Jim Cramer breaks down how an S&P 500 climb could be followed by a ‘truly savage sell-off’
Investors may want to approach the market with caution, despite the three-day sell-off that hit Wall Street, according to analysis from a trusted source of Jim Cramer.
Carley Garner, technical analyst and co-founder of DeCarley Trading, is forecasting that more volatility could be on the horizon over the coming months.
“The recent sell-off could be a sign that this bull’s getting long in the tooth,” Cramer said Wednesday on CNBC’s “Mad Money.” “Garner’s betting that the S&P 500 can give you one last gasp higher from here, followed by a truly savage sell-off.”
The month of September is historically a bumpy month for stocks, and the election season may contribute to more uncertainty in the investment community. While there could be more upside in the S&P 500 after a roughly 2% pullback in the index, Garner sees a bumpy road ahead.
“I don’t know if she’s right, but that would be pretty par for the course for the historically hideous month of September,” Cramer said.
Looking at a monthly chart tracking the S&P 500 and Nasdaq-100, the indexes have rallied hard, “even factoring in their suboptimal performance over the past week,” he said.
From the beginning of July, the benchmark had rallied more than 15% to its peak close last Wednesday. The Nasdaq-100, which is composed of about 100 of the largest and most actively traded stocks in the tech-heavy Nasdaq Composite, had rallied 21% in that same time frame.
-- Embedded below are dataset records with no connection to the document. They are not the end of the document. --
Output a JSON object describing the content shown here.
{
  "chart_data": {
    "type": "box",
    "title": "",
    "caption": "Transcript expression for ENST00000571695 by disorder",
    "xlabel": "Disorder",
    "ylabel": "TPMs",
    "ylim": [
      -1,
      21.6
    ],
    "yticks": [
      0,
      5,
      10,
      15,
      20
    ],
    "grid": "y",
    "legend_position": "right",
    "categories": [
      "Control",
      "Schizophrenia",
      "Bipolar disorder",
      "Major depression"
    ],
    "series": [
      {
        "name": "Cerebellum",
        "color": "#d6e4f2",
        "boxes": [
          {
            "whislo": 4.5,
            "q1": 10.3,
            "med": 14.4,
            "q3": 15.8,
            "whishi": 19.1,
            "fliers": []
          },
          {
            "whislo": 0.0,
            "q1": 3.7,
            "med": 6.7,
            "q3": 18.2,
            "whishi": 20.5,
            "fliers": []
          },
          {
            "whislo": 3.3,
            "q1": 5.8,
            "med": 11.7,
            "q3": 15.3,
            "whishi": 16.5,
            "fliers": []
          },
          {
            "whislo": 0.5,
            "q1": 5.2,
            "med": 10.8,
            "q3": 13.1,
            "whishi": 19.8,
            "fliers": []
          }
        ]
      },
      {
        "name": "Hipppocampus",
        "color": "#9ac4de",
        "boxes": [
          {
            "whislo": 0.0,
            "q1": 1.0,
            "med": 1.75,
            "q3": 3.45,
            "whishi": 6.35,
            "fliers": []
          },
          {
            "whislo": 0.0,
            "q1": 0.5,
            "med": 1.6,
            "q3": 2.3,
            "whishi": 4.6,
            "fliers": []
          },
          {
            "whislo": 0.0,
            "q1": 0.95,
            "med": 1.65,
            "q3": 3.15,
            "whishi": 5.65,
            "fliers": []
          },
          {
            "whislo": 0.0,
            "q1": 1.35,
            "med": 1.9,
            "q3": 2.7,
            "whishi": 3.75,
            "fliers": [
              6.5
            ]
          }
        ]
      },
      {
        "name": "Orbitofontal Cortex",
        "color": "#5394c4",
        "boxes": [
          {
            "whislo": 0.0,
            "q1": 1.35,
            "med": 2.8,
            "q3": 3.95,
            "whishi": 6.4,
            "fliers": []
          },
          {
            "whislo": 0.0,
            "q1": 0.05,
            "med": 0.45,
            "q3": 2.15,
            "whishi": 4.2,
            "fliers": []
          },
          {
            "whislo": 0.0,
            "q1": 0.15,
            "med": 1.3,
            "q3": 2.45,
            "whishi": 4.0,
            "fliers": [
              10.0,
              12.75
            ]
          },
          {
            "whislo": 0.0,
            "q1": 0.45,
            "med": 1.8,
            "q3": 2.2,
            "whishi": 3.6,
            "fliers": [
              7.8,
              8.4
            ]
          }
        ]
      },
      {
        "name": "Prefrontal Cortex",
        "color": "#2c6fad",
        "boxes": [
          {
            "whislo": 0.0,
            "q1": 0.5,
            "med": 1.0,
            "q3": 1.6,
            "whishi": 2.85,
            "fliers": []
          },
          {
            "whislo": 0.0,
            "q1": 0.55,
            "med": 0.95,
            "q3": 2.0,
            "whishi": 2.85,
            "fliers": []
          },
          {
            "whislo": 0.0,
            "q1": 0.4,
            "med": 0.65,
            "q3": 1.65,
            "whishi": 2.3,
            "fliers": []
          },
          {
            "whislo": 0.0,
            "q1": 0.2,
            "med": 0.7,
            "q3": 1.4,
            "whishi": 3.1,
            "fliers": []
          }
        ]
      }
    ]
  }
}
Because of the big gains in the indexes, Garner gets the impression that the market is dominated by momentum, Cramer added. If the S&P 500 can hold above a floor of support near 3,280 — another 3.5% decline from Wednesday’s close — the index has the potential to catch up to the Nasdaq-100’s gains in the short-run with a ceiling of resistance at 3,660 and another at 3,700, the host said.
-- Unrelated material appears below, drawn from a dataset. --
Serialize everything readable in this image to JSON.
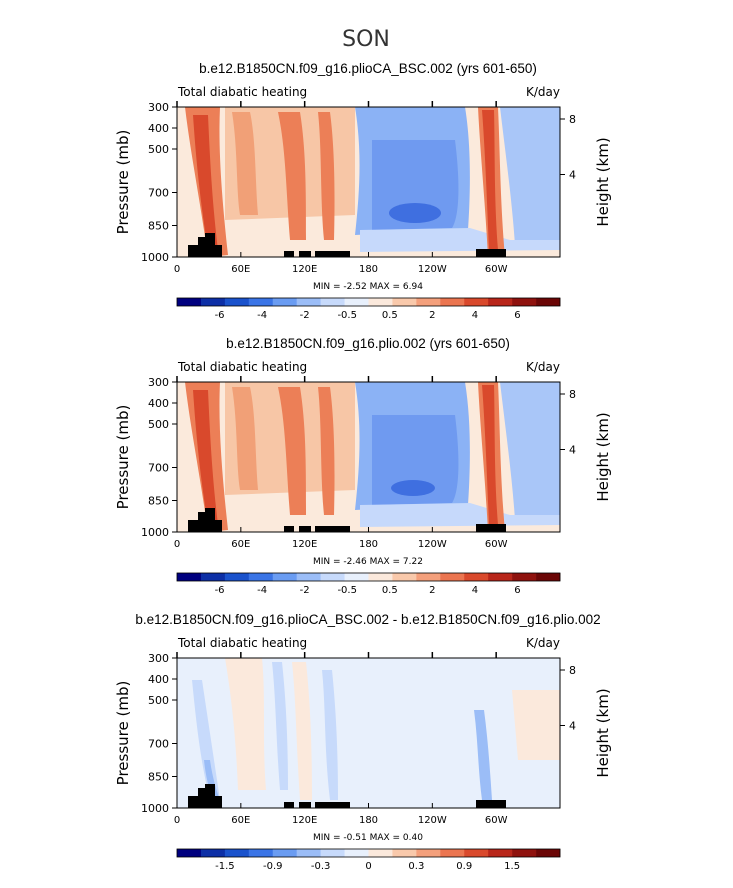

Garner’s longer-term outlook is a different story. As the Nasdaq 100 made new highs, Garner points out that the relative strength indicator momentum indicator, or RSI, failed to make a new high, leaving the index vulnerable to a correction.
As for the S&P 500, the RSI peaked at 72 when the index peaked in February. The same indicator registered a 67 last week when the index topped out near 3,590 last Wednesday.
That’s a sign of froth for Garner.
“When the averages start making new highs, but this crucial momentum indicator can’t seem to break out, that’s a warning sign,” Cramer said. “It makes [Garner] wonder if we’re simply pulling forward gains that we’ll have to spend months digesting, like we did in 2018 and 2019.”